朝日新聞2011年11月18日
化学物質過敏症「住環境から予防を」米大教授が講演
化学物質過敏症など環境医学が専門でテキサス大学医学部のクラウディア・S・ミラー教授が東京都内で10日、「健康な子どもたちのための住居設計」と題して講演した。化学物質にさらされることの危険性を訴え、住環境からの予防の大切さを説いた。
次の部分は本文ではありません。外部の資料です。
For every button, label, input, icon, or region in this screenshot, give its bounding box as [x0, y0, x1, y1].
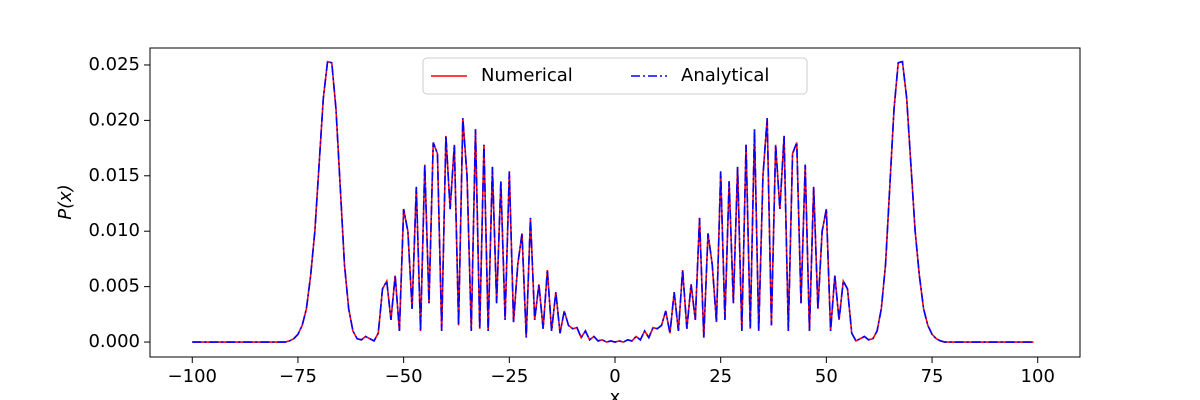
y-tick-label: 0.010 [88, 220, 140, 241]
legend: Numerical Analytical [422, 57, 808, 95]
y-tick-label: 0.005 [88, 276, 140, 297]
x-tick-label: 0 [609, 366, 620, 387]
x-axis-label: x [610, 387, 621, 400]
legend-box [422, 57, 808, 95]
x-tick-label: 25 [709, 366, 732, 387]
x-tick-label: 50 [815, 366, 838, 387]
legend-label: Numerical [481, 65, 573, 86]
y-tick-label: 0.015 [88, 165, 140, 186]
x-tick-label: −75 [279, 366, 317, 387]
x-tick-label: −100 [168, 366, 217, 387]
y-tick-label: 0.000 [88, 331, 140, 352]
y-tick-label: 0.020 [88, 109, 140, 130]
series-line [192, 60, 1034, 343]
x-tick-label: −50 [385, 366, 423, 387]
legend-label: Analytical [681, 65, 769, 86]
y-axis-label: P(x) [55, 184, 76, 220]
x-tick-label: 75 [921, 366, 944, 387]
plot-frame [149, 47, 1081, 358]
y-tick-label: 0.025 [88, 54, 140, 75]
series-line [192, 60, 1034, 343]
x-tick-label: −25 [490, 366, 528, 387]
x-tick-label: 100 [1021, 366, 1055, 387]
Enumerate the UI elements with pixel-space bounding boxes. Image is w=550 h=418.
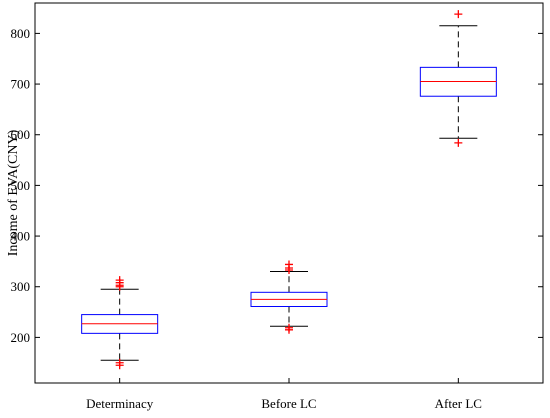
outlier-point bbox=[115, 358, 124, 367]
y-tick-label: 400 bbox=[11, 229, 31, 244]
y-tick-label: 800 bbox=[11, 26, 31, 41]
outlier-point bbox=[285, 260, 293, 269]
outlier-point bbox=[454, 10, 463, 19]
x-tick-label: Determinacy bbox=[86, 396, 154, 411]
box-group bbox=[419, 10, 497, 147]
y-tick-label: 600 bbox=[11, 127, 31, 142]
y-tick-label: 300 bbox=[11, 279, 31, 294]
y-tick-label: 500 bbox=[11, 178, 31, 193]
outlier-point bbox=[454, 138, 463, 147]
x-axis: Determinacy Before LC After LC bbox=[86, 378, 482, 411]
box-group bbox=[81, 276, 159, 370]
y-axis-title: Income of EVA(CNY) bbox=[6, 129, 21, 256]
boxes-layer bbox=[81, 10, 497, 370]
box-group bbox=[250, 260, 328, 334]
y-tick-label: 200 bbox=[11, 330, 31, 345]
outlier-point bbox=[115, 276, 124, 285]
x-tick-label: After LC bbox=[435, 396, 482, 411]
x-tick-label: Before LC bbox=[261, 396, 316, 411]
outlier-point bbox=[285, 323, 293, 332]
y-axis: 200 300 400 500 600 700 800 bbox=[11, 26, 543, 345]
y-tick-label: 700 bbox=[11, 77, 31, 92]
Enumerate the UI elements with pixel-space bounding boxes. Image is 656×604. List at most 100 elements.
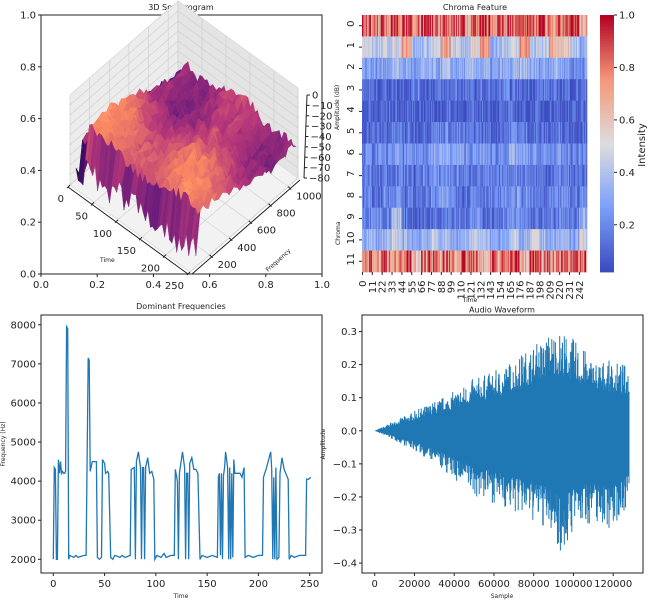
heatmap-cell — [509, 79, 511, 101]
wall-grid-line — [69, 40, 299, 136]
heatmap-cell — [371, 186, 374, 209]
heatmap-cell — [370, 143, 373, 166]
surface-patch — [193, 210, 201, 257]
heatmap-cell — [418, 36, 420, 59]
heatmap-cell — [495, 207, 497, 230]
heatmap-cell — [511, 229, 513, 251]
heatmap-cell — [419, 186, 421, 209]
heatmap-cell — [552, 100, 554, 123]
heatmap-cell — [460, 79, 462, 101]
heatmap-cell — [538, 79, 540, 101]
heatmap-cell — [543, 100, 546, 123]
heatmap-cell — [517, 229, 519, 251]
heatmap-cell — [538, 100, 540, 123]
heatmap-cell — [388, 143, 391, 166]
heatmap-cell — [383, 122, 385, 144]
heatmap-cell — [453, 250, 455, 273]
heatmap-cell — [431, 79, 433, 101]
heatmap-cell — [412, 250, 414, 273]
heatmap-cell — [383, 15, 385, 37]
heatmap-cell — [409, 79, 411, 101]
heatmap-cell — [475, 207, 478, 230]
heatmap-cell — [582, 207, 584, 230]
heatmap-cell — [461, 79, 463, 101]
heatmap-cell — [396, 100, 398, 123]
heatmap-cell — [535, 143, 538, 166]
heatmap-cell — [371, 229, 374, 251]
heatmap-cell — [533, 36, 535, 59]
heatmap-cell — [370, 36, 373, 59]
heatmap-cell — [506, 207, 508, 230]
heatmap-cell — [509, 250, 511, 273]
heatmap-cell — [444, 79, 446, 101]
heatmap-cell — [445, 100, 447, 123]
heatmap-cell — [560, 15, 562, 37]
heatmap-cell — [451, 229, 453, 251]
heatmap-cell — [455, 207, 457, 230]
heatmap-cell — [426, 143, 428, 166]
heatmap-cell — [549, 122, 551, 144]
heatmap-cell — [462, 186, 464, 209]
heatmap-cell — [489, 57, 491, 80]
heatmap-cell — [419, 15, 421, 37]
heatmap-cell — [391, 250, 393, 273]
heatmap-cell — [491, 143, 494, 166]
heatmap-cell — [430, 164, 432, 187]
heatmap-cell — [425, 186, 427, 209]
heatmap-cell — [550, 79, 552, 101]
heatmap-cell — [490, 79, 492, 101]
heatmap-cell — [388, 79, 391, 101]
heatmap-cell — [530, 250, 532, 273]
heatmap-cell — [533, 15, 535, 37]
heatmap-cell — [383, 57, 385, 80]
heatmap-cell — [505, 36, 507, 59]
heatmap-cell — [579, 143, 582, 166]
heatmap-cell — [408, 229, 410, 251]
heatmap-cell — [455, 143, 457, 166]
heatmap-cell — [582, 79, 584, 101]
heatmap-cell — [441, 229, 443, 251]
heatmap-cell — [581, 250, 583, 273]
heatmap-cell — [381, 57, 383, 80]
heatmap-cell — [405, 186, 407, 209]
heatmap-cell — [448, 164, 451, 187]
heatmap-cell — [573, 79, 575, 101]
heatmap-cell — [510, 15, 512, 37]
heatmap-cell — [560, 79, 562, 101]
heatmap-cell — [532, 250, 534, 273]
heatmap-cell — [435, 229, 437, 251]
heatmap-cell — [483, 122, 486, 144]
heatmap-cell — [445, 250, 447, 273]
heatmap-cell — [545, 186, 547, 209]
heatmap-cell — [461, 229, 463, 251]
heatmap-cell — [418, 207, 420, 230]
heatmap-cell — [423, 122, 426, 144]
heatmap-cell — [514, 36, 516, 59]
heatmap-cell — [572, 143, 574, 166]
heatmap-cell — [535, 36, 537, 59]
x-tick-label: 80000 — [518, 579, 550, 590]
heatmap-cell — [362, 143, 364, 166]
heatmap-cell — [417, 79, 419, 101]
heatmap-cell — [404, 250, 406, 273]
heatmap-cell — [558, 100, 560, 123]
heatmap-cell — [543, 250, 546, 273]
heatmap-cell — [551, 36, 553, 59]
heatmap-cell — [408, 143, 410, 166]
heatmap-cell — [408, 164, 410, 187]
heatmap-cell — [397, 15, 400, 37]
heatmap-cell — [428, 164, 430, 187]
heatmap-cell — [433, 164, 435, 187]
heatmap-cell — [501, 79, 504, 101]
heatmap-cell — [569, 164, 572, 187]
heatmap-cell — [441, 122, 443, 144]
heatmap-cell — [545, 36, 547, 59]
y-tick-label: 2000 — [11, 555, 36, 566]
heatmap-cell — [425, 100, 427, 123]
colorbar-segment — [600, 22, 614, 26]
heatmap-cell — [475, 79, 478, 101]
heatmap-cell — [411, 143, 413, 166]
heatmap-cell — [507, 79, 509, 101]
heatmap-cell — [395, 229, 397, 251]
heatmap-cell — [557, 186, 559, 209]
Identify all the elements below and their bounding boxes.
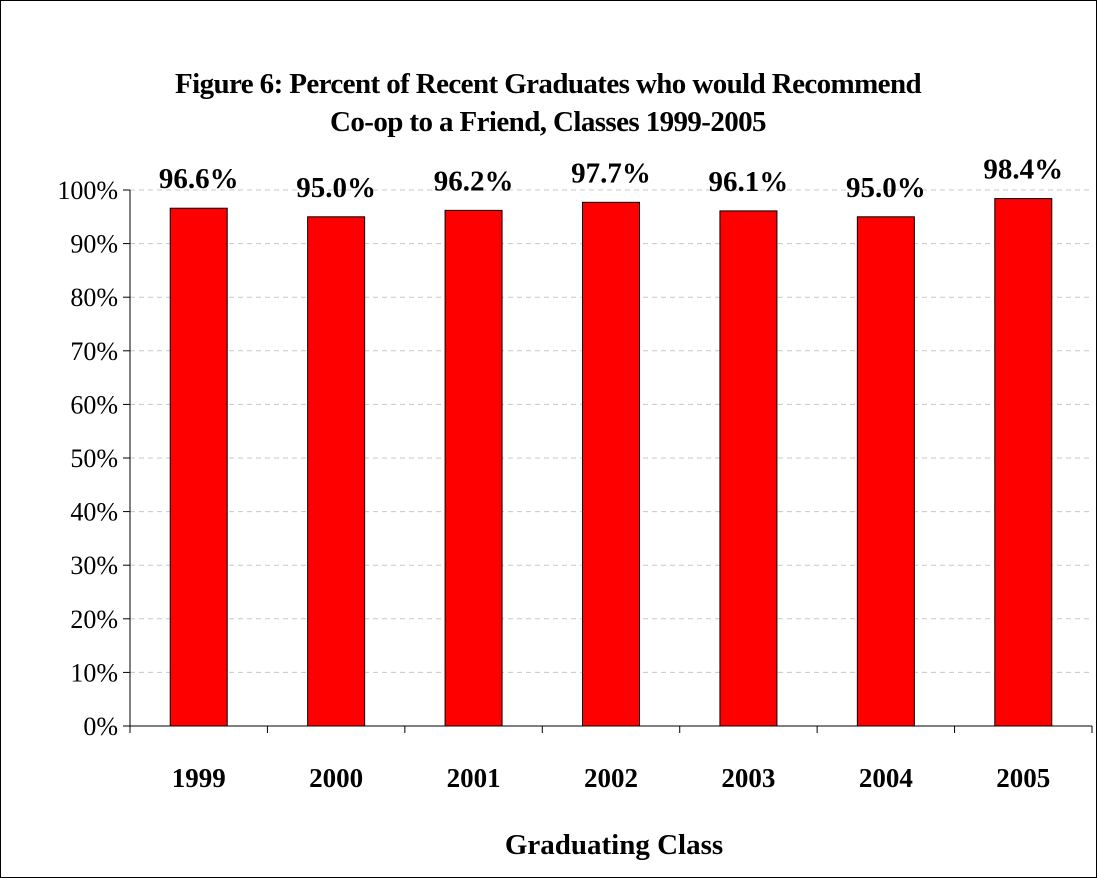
x-tick-label-2001: 2001 [447,763,501,793]
bar-2004 [856,216,915,727]
y-tick-label-7: 70% [70,337,118,366]
x-tick-label-2005: 2005 [996,763,1050,793]
data-label-2001: 96.2% [434,165,514,197]
bar-2000 [307,216,366,727]
x-tick-label-2000: 2000 [309,763,363,793]
data-label-2003: 96.1% [709,166,789,198]
y-tick-label-2: 20% [70,605,118,634]
bar-2001 [444,209,503,727]
x-tick-label-2002: 2002 [584,763,638,793]
x-tick-label-1999: 1999 [172,763,226,793]
axes [123,189,1093,733]
chart-title-line-2: Co-op to a Friend, Classes 1999-2005 [330,106,766,138]
y-tick-label-10: 100% [57,176,118,205]
bar-2005 [994,198,1053,727]
x-axis-title: Graduating Class [505,829,723,861]
y-tick-label-5: 50% [70,444,118,473]
data-label-2004: 95.0% [846,172,926,204]
bar-2003 [719,210,778,727]
data-label-2000: 95.0% [296,172,376,204]
data-label-2005: 98.4% [983,154,1063,186]
y-tick-label-4: 40% [70,498,118,527]
x-tick-label-2004: 2004 [859,763,913,793]
data-labels: 96.6% 95.0% 96.2% 97.7% 96.1% 95.0% 98.4% [159,154,1063,204]
bar-2002 [582,201,640,727]
data-label-1999: 96.6% [159,163,239,195]
bar-1999 [169,207,228,727]
y-tick-label-1: 10% [70,658,118,687]
bars [169,198,1053,727]
y-tick-label-0: 0% [83,712,118,741]
x-tick-labels: 1999 2000 2001 2002 2003 2004 2005 [172,763,1051,793]
y-tick-label-3: 30% [70,551,118,580]
y-tick-label-6: 60% [70,390,118,419]
y-tick-label-8: 80% [70,283,118,312]
chart-title-line-1: Figure 6: Percent of Recent Graduates wh… [175,68,921,100]
x-tick-label-2003: 2003 [721,763,775,793]
data-label-2002: 97.7% [571,157,651,189]
y-tick-labels: 0% 10% 20% 30% 40% 50% 60% 70% 80% 90% 100% [57,176,118,741]
y-tick-label-9: 90% [70,230,118,259]
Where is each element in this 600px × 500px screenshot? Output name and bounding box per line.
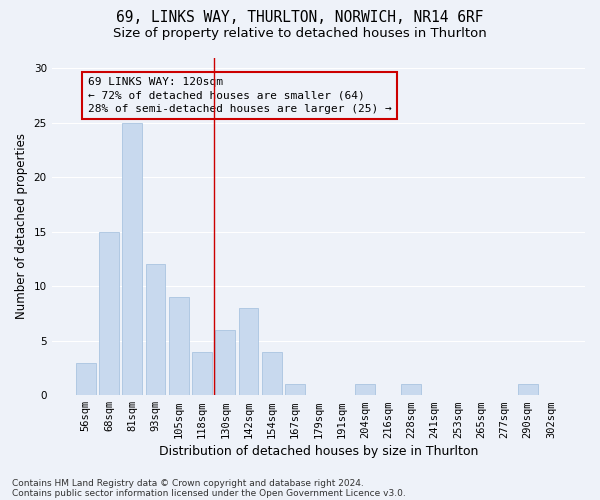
Bar — [146, 264, 166, 395]
Bar — [122, 123, 142, 395]
Bar — [262, 352, 282, 395]
Text: 69 LINKS WAY: 120sqm
← 72% of detached houses are smaller (64)
28% of semi-detac: 69 LINKS WAY: 120sqm ← 72% of detached h… — [88, 77, 391, 114]
Bar — [192, 352, 212, 395]
Bar — [518, 384, 538, 395]
Bar — [239, 308, 259, 395]
Bar — [99, 232, 119, 395]
Text: Size of property relative to detached houses in Thurlton: Size of property relative to detached ho… — [113, 28, 487, 40]
Text: Contains HM Land Registry data © Crown copyright and database right 2024.: Contains HM Land Registry data © Crown c… — [12, 478, 364, 488]
Y-axis label: Number of detached properties: Number of detached properties — [15, 134, 28, 320]
Bar — [169, 297, 188, 395]
Bar — [401, 384, 421, 395]
X-axis label: Distribution of detached houses by size in Thurlton: Distribution of detached houses by size … — [158, 444, 478, 458]
Bar — [215, 330, 235, 395]
Bar — [355, 384, 375, 395]
Text: 69, LINKS WAY, THURLTON, NORWICH, NR14 6RF: 69, LINKS WAY, THURLTON, NORWICH, NR14 6… — [116, 10, 484, 25]
Bar — [76, 362, 95, 395]
Bar — [285, 384, 305, 395]
Text: Contains public sector information licensed under the Open Government Licence v3: Contains public sector information licen… — [12, 488, 406, 498]
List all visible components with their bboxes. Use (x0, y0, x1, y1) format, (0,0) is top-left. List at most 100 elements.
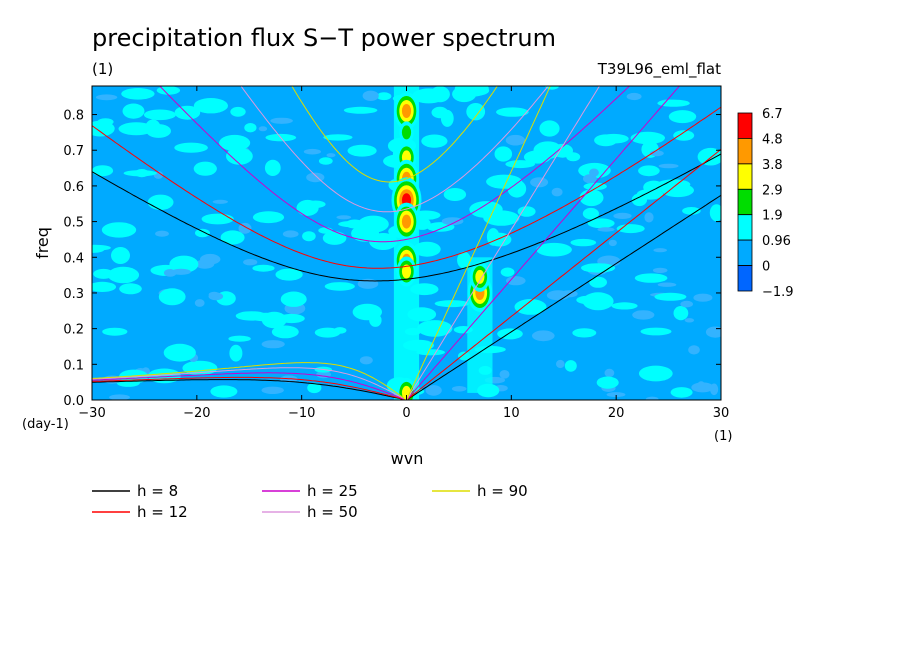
legend-label: h = 12 (137, 503, 188, 521)
noise-blob (539, 120, 560, 137)
noise-blob (318, 157, 333, 165)
noise-blob (302, 231, 316, 242)
noise-blob (483, 210, 520, 226)
x-tick-label: −30 (78, 406, 105, 421)
noise-blob (193, 98, 228, 114)
noise-blob (668, 110, 697, 124)
noise-blob (322, 231, 347, 245)
y-tick-label: 0.5 (63, 216, 84, 231)
noise-blob (496, 107, 529, 117)
hotspot (401, 125, 412, 140)
noise-blob (95, 94, 118, 101)
noise-blob (210, 385, 238, 398)
noise-blob (158, 288, 186, 306)
noise-blob (682, 207, 701, 215)
noise-blob (307, 382, 322, 394)
noise-blob (640, 327, 672, 336)
noise-blob (421, 134, 448, 148)
noise-blob (238, 222, 252, 234)
colorbar-label: 1.9 (762, 209, 783, 224)
noise-blob (434, 300, 470, 308)
series-line (406, 148, 721, 400)
noise-blob (653, 248, 667, 253)
x-ticks: −30 −20 −10 0 10 20 30 (78, 86, 729, 421)
noise-blob (258, 126, 268, 132)
chart-subtitle-right: T39L96_eml_flat (597, 60, 721, 79)
legend-label: h = 50 (307, 503, 358, 521)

シックハウス対策をテーマにした積水ハウスのセミナーの一環。国内では今年、化学物質とぜんそくなどの関係を調べる、母子10万組を対象にした健康調査が始まるなど関心が高い。
化学物質過敏症は、身の回りの化学物質に反応し、頭痛やせきなどの不調が起こる。化学物質への耐性をいったん失うと、香水や排ガスなど、以前は平気だった物質にも過敏になることがある。なぜ、耐性を失ったのか、その原因ははっきりしていない。
家庭や学校、職場などの屋内で日常的に化学物質を吸い込んでいる現状を踏まえて、ミラー教授は「発育途上の子どもは特に注意が必要」と話した。子どもの方が大人と比べ、体重1㌔あたりの空気摂取量が多いからだ。また、妊娠初期1ヵ月が最も敏感で、胎児の細胞がつくられる過程で神経や免疫に影響を及ぼす可能性があるという。有効な対策として、まず化学物質を避けることが重要と指摘。「建築資材の安全性など、屋内環境への配慮が大切だ」と話した。